Wednesday, June 18, 2014

4 Months For Killing Kitten?

From the Wisconsin Rapids Tribune:  A judge sentenced a 26-year-old Nekoosa man to four months in Wood County Jail for mistreatment of an animal causing death as a repeat offender Tuesday morning.
Wood County Circuit Judge Todd Wolf sentenced Brian O. Sentkowski to three years probation after he killed his sister’s 2-month-old kitten while intoxicated in November. Conditions of his probation include a four-month term in Wood County Jail, absolute sobriety, a $100 fine plus costs and an alcohol assessment. If he violates his probation, he will serve 18 months in prison with two years of extended supervision.
Sentkowski is also not allowed to keep any pets as part of his probation.
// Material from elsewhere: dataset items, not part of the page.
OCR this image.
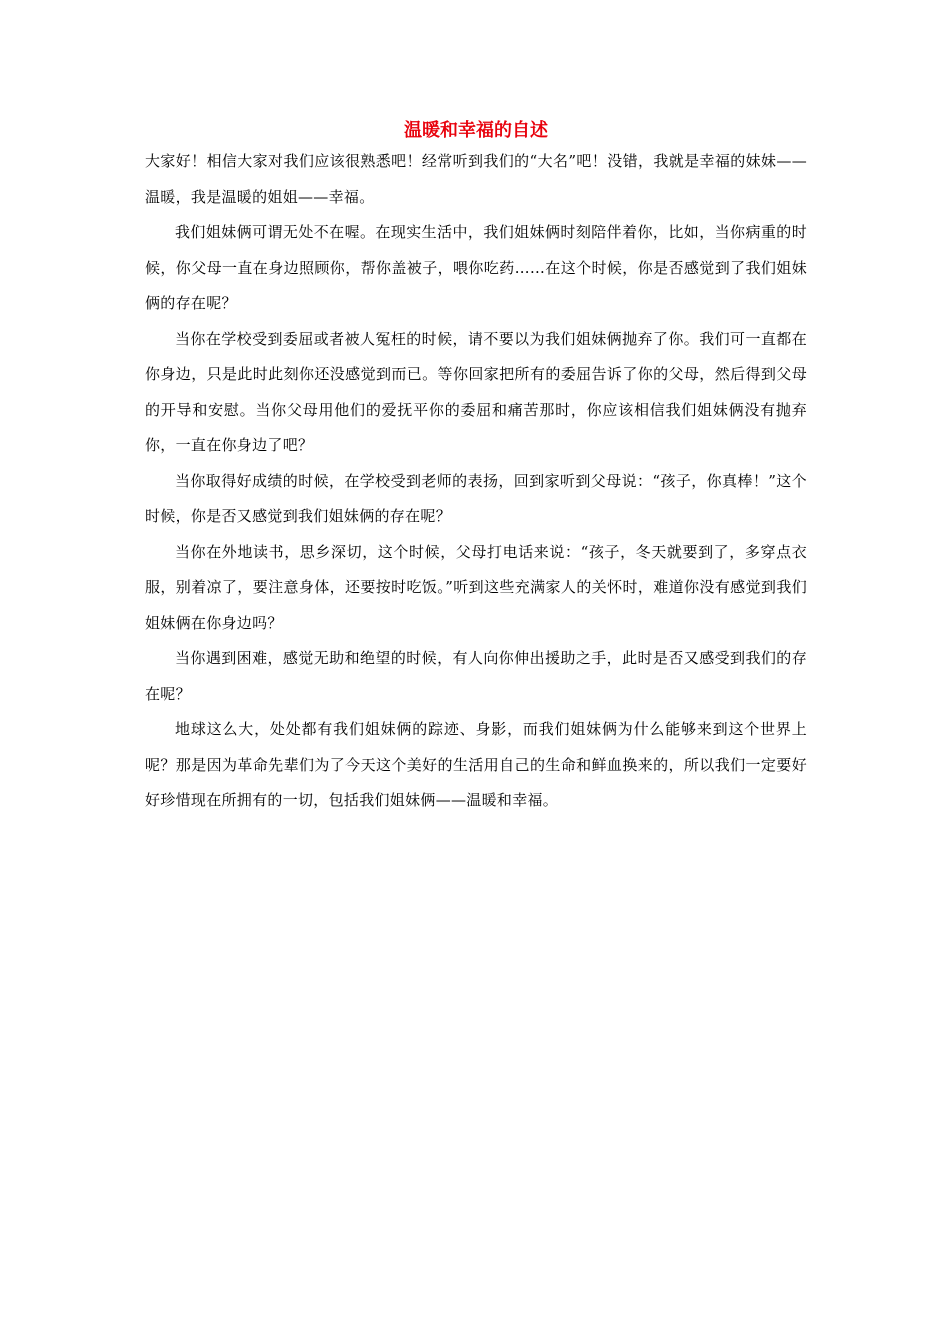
温暖和幸福的自述

大家好！相信大家对我们应该很熟悉吧！经常听到我们的“大名”吧！没错，我就是幸福的妹妹——温暖，我是温暖的姐姐——幸福。

我们姐妹俩可谓无处不在喔。在现实生活中，我们姐妹俩时刻陪伴着你，比如，当你病重的时候，你父母一直在身边照顾你，帮你盖被子，喂你吃药……在这个时候，你是否感觉到了我们姐妹俩的存在呢？

当你在学校受到委屈或者被人冤枉的时候，请不要以为我们姐妹俩抛弃了你。我们可一直都在你身边，只是此时此刻你还没感觉到而已。等你回家把所有的委屈告诉了你的父母，然后得到父母的开导和安慰。当你父母用他们的爱抚平你的委屈和痛苦那时，你应该相信我们姐妹俩没有抛弃你，一直在你身边了吧？

当你取得好成绩的时候，在学校受到老师的表扬，回到家听到父母说：“孩子，你真棒！”这个时候，你是否又感觉到我们姐妹俩的存在呢？

当你在外地读书，思乡深切，这个时候，父母打电话来说：“孩子，冬天就要到了，多穿点衣服，别着凉了，要注意身体，还要按时吃饭。”听到这些充满家人的关怀时，难道你没有感觉到我们姐妹俩在你身边吗？

当你遇到困难，感觉无助和绝望的时候，有人向你伸出援助之手，此时是否又感受到我们的存在呢？

地球这么大，处处都有我们姐妹俩的踪迹、身影，而我们姐妹俩为什么能够来到这个世界上呢？那是因为革命先辈们为了今天这个美好的生活用自己的生命和鲜血换来的，所以我们一定要好好珍惜现在所拥有的一切，包括我们姐妹俩——温暖和幸福。
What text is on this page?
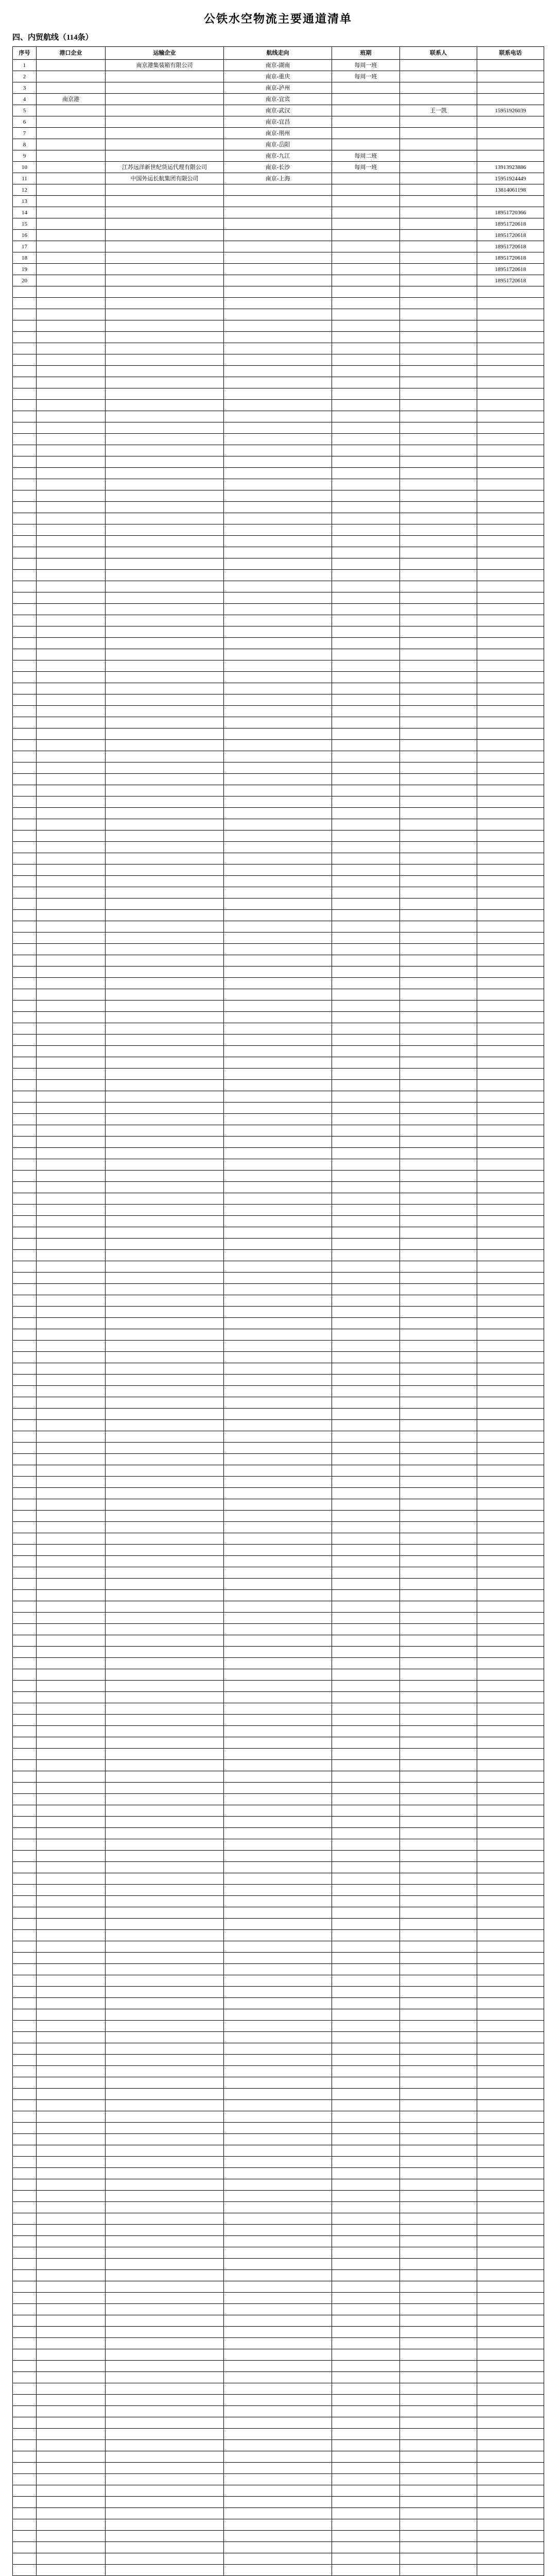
公铁水空物流主要通道清单
四、内贸航线（114条）
序号	港口企业	运输企业	航线走向	班期	联系人	联系电话
1		南京港集装箱有限公司	南京-湖南	每周一班		
2			南京-重庆	每周一班		
3			南京-泸州			
4	南京港		南京-宜宾			
5			南京-武汉		王一凯	15951926039
6			南京-宜昌			
7			南京-荆州			
8			南京-岳阳			
9			南京-九江	每周二班		
10		江苏远洋新世纪货运代理有限公司	南京-长沙	每周一班		13913923886
11		中国外运长航集团有限公司	南京-上海			15951924449
12						13814061198
13						
14						18951720366
15						18951720618
16						18951720618
17						18951720618
18						18951720618
19						18951720618
20						18951720618
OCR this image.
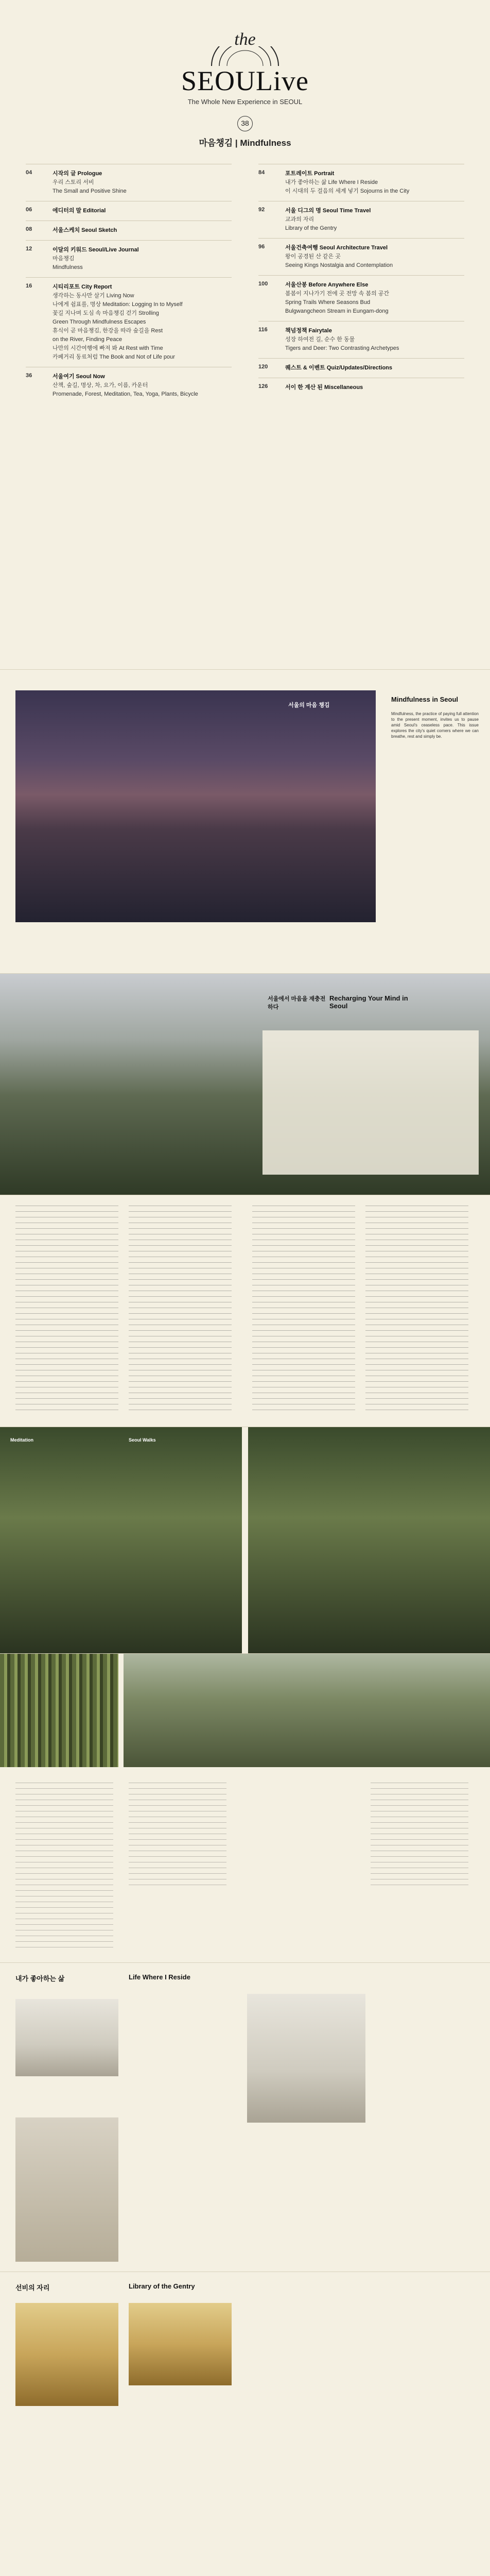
the
SEOULive
The Whole New Experience in SEOUL
38
마음챙김 | Mindfulness
04	시작의 글 Prologue
우리 스토리 서비
The Small and Positive Shine
06	에디터의 말 Editorial
08	서울스케치 Seoul Sketch
12	이달의 키워드 Seoul/Live Journal
마음챙김
Mindfulness
16	시티리포트 City Report
생각하는 동사만 살기 Living Now
나에게 쉼표를, 명상 Meditation: Logging In to Myself
꽃길 지나며 도심 속 마음챙김 걷기 Strolling
Green Through Mindfulness Escapes
휴식이 곧 마음챙김, 한강을 따라 숲길을 Rest
on the River, Finding Peace
나만의 시간여행에 빠져 봐 At Rest with Time
카페거리 동료처럼 The Book and Not of Life pour
36	서울여기 Seoul Now
산책, 숲길, 명상, 차, 요가, 이름, 카운터
Promenade, Forest, Meditation, Tea, Yoga, Plants, Bicycle
84	포트레이트 Portrait
내가 좋아하는 삶 Life Where I Reside
이 시대의 두 걸음의 세계 넣기 Sojourns in the City
92	서울 디그의 명 Seoul Time Travel
교과의 자리
Library of the Gentry
96	서울건축여행 Seoul Architecture Travel
왕이 공경된 산 같은 곳
Seeing Kings Nostalgia and Contemplation
100	서울산봉 Before Anywhere Else
봄봄이 지나가기 전에 곳 전망 속 봄의 공간
Spring Trails Where Seasons Bud
Bulgwangcheon Stream in Eungam-dong
116	책넘정책 Fairytale
성장 하여전 길, 순수 한 동물
Tigers and Deer: Two Contrasting Archetypes
120	퀘스트 & 이벤트 Quiz/Updates/Directions
126	서이 한 계산 된 Miscellaneous
서울의 마음 챙김
Mindfulness in Seoul
Mindfulness, the practice of paying full attention to the present moment, invites us to pause amid Seoul's ceaseless pace. This issue explores the city's quiet corners where we can breathe, rest and simply be.
서울에서 마음을 재충전하다
Recharging Your Mind in Seoul
Meditation	Seoul Walks
내가 좋아하는 삶	Life Where I Reside
선비의 자리	Library of the Gentry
“There is no reason why you should be able to have a pet when you’re denying other people the right to have one,” Wolf said.
According to the criminal complaint, on Nov. 27, a Wood County deputy responded to a report at a Saratoga home belonging to Sentkowski's sister. His sister said she came home to find her orange and white kitten missing and a large blood stain on the carpet in the living room. The woman told the deputy she thought her brother hurt the kitten....
At the sentencing, Wood County Assistant District Attorney Elizabeth Constable recommended 13 months in prison for Sentkowski with two years extended supervision. She chose this sentence because of the crime’s gravity, the impact it had on the victim and the need for public safety.
I know the animal rights people would like the death penalty for this guy.
But considering how much harm people have done against other human beings and have gotten lighter sentences, this jail sentence seems a bit harsh.
Many people have gotten less jail time for murder, assault, armed robbery, burglary, child abuse/neglect, rape etc..
Yes, the guy should be punished but 4 months in jail?
Of course, here is the quote from his defense attorney that will make the attorney look like a damn fool:
Sentkowski’s defense attorney, Gregory Jerabek, recommended probation with jail time for Sentkowski, emphasizing the defendant’s honesty, cooperation and remorse during the proceedings. Jerabek also noted that alcohol played a large role in Sentkowski’s previous actions and said the defendant “can still have a bright future if he gets rid of the alcohol problem.”
“When he is not drinking, he is a great person — the type of person you want in the community,” Jerabek said.
Umm, Attorney Jerabek, if he is such a great asset to the community, then you have him live with you or next door to your nice house.